Ito Smith logged two carries for two yards and a reception for a loss, but received some run as a kick returner that resulted in a nice 25-yard return. He was flagged late in the first quarter for this new, convoluted lowering-the-head rule on a downfield block. Smith features breakaway speed, but it was not on display in this one.
The rookie wide receiver made a very nice play on special teams in the second quarter, rocketing downfield as a gunner on a punt to force a fair catch. He’s very much in the special teams mix, with perhaps some snaps on offense as somewhat of a gadget receiver. The Falcons have also utilized him at cornerback this summer, so his role seems to be as a jack-of-all-trades in different aspects of the game.
Weird game for Oliver, who was tasked with punt return duties for a spell. To say he looked uncomfortable is, well, an understatement. The preseason is all about throwing stuff against the wall to see if it sticks, but let’s hope last night puts an end to the Oliver-as-a-returner experiment. He finished the game with two solo tackles.
In his first action at the NFL level, The D-Battery lived up to his billing as a run-stopping space-eater on the defensive line. Senat showed why the Falcons spent their third-round pick on him during his time on the field, flashing his advanced hand usage to establish leverage and put the kibosh on the rush. It was preseason game one, but Deadrin Senat looked every bit the imposing addition to the defensive tackle rotation that Dan Quinn expects him to be.
We’re all hoping that Duke Riley can turn it around in his sophomore season, but if he continues to scuffle, Foye Oluokun appeared plenty capable filling the role as a linebacker. The rookie from Yale recorded two solo tackles, including a third down stop in the second quarter, and an assist. The Falcons’ defense is deep, and we got a glimpse of what this sixth-round pick can provide should he find himself in a starting role. Foyelicious, indeed.

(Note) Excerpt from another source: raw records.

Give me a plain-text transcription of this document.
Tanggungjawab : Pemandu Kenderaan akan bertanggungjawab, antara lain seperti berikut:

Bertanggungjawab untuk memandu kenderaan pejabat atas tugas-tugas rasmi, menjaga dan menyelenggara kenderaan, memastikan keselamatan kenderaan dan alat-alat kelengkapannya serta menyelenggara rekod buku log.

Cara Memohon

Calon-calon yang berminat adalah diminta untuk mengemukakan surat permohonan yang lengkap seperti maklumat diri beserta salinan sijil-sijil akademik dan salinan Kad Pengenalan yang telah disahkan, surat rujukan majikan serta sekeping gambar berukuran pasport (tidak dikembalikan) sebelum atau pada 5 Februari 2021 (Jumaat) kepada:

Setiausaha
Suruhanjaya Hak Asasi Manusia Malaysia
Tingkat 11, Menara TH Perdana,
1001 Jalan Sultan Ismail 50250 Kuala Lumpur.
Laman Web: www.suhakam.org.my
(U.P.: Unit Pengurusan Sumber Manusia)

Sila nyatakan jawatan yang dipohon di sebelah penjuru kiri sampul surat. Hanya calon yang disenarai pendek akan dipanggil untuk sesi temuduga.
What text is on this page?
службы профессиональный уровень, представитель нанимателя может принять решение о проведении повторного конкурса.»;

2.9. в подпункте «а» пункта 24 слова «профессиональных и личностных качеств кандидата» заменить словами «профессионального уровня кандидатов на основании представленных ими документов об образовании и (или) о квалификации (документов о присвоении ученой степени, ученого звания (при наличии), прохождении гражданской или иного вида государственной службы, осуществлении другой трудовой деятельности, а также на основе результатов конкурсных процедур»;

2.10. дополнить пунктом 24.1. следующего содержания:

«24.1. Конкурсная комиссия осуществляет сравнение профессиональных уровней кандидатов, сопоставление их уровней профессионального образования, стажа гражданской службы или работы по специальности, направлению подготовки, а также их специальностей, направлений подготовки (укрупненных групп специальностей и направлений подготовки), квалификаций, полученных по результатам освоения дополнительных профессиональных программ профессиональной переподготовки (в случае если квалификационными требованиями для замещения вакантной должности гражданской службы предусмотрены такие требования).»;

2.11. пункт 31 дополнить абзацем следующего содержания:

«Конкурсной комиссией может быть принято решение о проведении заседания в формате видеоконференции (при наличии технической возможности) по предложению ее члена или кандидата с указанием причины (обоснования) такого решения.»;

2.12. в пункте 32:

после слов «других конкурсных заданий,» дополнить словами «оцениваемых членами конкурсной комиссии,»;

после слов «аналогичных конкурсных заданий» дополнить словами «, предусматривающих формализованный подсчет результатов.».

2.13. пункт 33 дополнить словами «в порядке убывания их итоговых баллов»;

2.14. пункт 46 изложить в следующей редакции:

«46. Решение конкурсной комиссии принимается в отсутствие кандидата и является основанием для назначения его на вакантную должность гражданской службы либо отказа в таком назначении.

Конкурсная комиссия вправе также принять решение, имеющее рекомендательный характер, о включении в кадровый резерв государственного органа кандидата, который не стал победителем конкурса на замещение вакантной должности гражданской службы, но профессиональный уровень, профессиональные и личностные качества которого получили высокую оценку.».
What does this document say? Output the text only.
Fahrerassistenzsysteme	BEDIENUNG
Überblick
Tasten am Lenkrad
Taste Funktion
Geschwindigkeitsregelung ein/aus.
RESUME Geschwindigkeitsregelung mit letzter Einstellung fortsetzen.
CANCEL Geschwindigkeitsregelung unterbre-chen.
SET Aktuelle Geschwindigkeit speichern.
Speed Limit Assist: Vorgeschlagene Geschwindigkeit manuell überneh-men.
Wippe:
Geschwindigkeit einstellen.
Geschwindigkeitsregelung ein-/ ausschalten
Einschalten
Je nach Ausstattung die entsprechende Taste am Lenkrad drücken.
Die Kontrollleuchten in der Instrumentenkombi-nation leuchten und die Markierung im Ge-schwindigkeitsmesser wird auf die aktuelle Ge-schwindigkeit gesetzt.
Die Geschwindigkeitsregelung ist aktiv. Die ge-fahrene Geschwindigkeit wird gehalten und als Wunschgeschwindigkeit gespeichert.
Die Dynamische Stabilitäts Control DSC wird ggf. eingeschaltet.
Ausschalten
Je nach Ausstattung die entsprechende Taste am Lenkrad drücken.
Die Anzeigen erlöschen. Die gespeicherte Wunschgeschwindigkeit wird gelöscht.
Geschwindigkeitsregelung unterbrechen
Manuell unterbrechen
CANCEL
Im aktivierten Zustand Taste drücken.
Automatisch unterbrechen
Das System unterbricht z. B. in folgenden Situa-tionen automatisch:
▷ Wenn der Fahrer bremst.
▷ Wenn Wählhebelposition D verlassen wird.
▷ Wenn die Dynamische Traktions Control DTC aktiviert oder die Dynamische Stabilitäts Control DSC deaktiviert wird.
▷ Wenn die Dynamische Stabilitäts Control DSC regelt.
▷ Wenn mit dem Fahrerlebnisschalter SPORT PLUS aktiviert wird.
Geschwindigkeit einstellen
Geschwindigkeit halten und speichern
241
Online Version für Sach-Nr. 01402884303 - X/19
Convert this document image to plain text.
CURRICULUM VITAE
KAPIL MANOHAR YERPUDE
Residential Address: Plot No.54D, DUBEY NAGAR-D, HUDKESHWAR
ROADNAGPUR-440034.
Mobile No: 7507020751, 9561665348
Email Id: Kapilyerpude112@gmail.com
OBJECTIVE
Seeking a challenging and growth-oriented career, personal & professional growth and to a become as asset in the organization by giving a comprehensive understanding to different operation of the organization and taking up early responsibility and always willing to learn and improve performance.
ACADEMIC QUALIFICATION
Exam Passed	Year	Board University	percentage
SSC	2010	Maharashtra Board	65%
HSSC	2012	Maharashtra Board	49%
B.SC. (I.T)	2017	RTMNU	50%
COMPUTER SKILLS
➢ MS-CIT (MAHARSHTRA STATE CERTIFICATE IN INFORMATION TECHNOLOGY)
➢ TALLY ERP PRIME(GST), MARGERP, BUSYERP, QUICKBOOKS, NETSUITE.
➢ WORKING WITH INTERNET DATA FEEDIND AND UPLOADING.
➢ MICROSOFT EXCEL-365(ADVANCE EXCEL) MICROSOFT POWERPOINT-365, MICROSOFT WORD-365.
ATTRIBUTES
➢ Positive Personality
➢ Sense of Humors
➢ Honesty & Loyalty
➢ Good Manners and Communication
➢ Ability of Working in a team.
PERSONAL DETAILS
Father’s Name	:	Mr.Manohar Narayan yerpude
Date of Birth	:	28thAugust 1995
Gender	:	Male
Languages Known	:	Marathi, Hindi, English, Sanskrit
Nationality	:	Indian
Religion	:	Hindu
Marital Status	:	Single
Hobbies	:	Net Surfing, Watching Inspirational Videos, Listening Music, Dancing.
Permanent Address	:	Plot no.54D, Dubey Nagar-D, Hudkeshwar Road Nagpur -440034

Former Virginia quarterback Kurt Benkert played the majority of the second half, which was a good thing because my hands were beginning to shake from first down withdrawals. He began the half by scrambling to his left and dropping an absolute beauty into the hands of Dontez Byrd for a gain of 27 yards. Finally: offense! Benkert has a big arm, and an apparent penchant for the deep ball. He finished his evening 9/17 with 125 yards and an interception.
A recent addition to Atlanta’s squad, Celestin made the most of his snaps in the second half, tallying three solo tackles (two for losses) and a sack. Again: linebacker depth, but Celestin looked very nice in his reserve role.
The undrafted rookie wide receiver out of Cincinnati established an early connection with backup-backup quarterback Kurt Benkert, providing the only offensive spark in a game starved for it. Gray finished the night as Atlanta’s leading receiver, securing four targets for 83 yards, including a 30-yard Benkert pass. We’ll keep a close eye on Devin Gray as the preseason progresses.